30日発表のINSEE統計によると、仏経済成長率は2017年に1.9%を記録した。前年の1.1%から大幅に上昇、景気回復が本格化した。
2017年には、企業設備投資が4.3%増を記録、前年の3.4%増からさらに加速し、経済成長を支えた。2017年4月には減価償却に上乗せを認める時限措置が打ち切られたため、設備投資の冷え込みが懸念されていたが、予想に反して増加が続いた。また、2017年には企業設立件数が7%増の59万1000件を記録。簡易登録制度を除いても34万9000件と、1987年以来で最高の水準に達した。

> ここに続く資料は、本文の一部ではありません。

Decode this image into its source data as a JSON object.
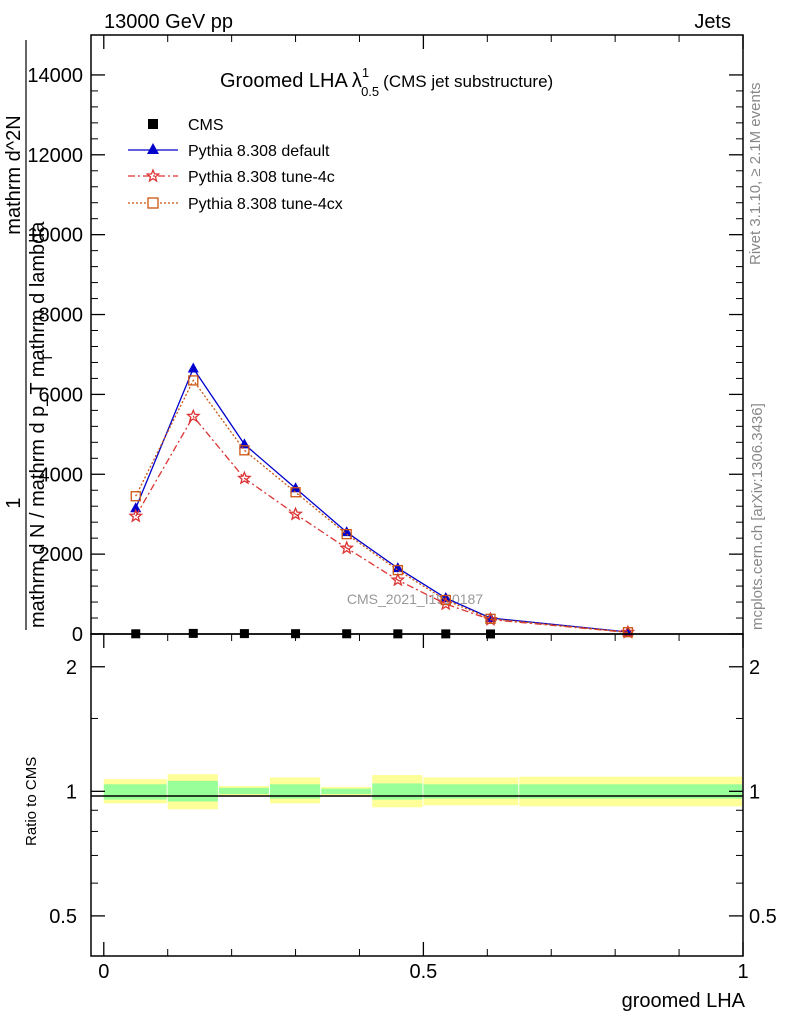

企業設投以外でも、家計の投資が5.1%の大幅増を記録。増加率は前年の2倍近くに達した。低金利を背景に住宅投資が拡大した。それと連動する形で、個人消費支出は1.3%増に留まり、増加率は前年を大きく下回った。これは、家計が消費よりも投資を優先したことを示唆しており、2018年には個人消費の拡大が加速する可能性がある。
企業の設備稼働率は85.8%まで上昇。失業率はまだ高いものの、有資格労働力の確保が難しい状況も出現しており、これが今後の経済成長の実現を妨げる要因になる恐れもある。貿易赤字の拡大(11月までの1年間で626億ユーロ)も懸念材料となっている。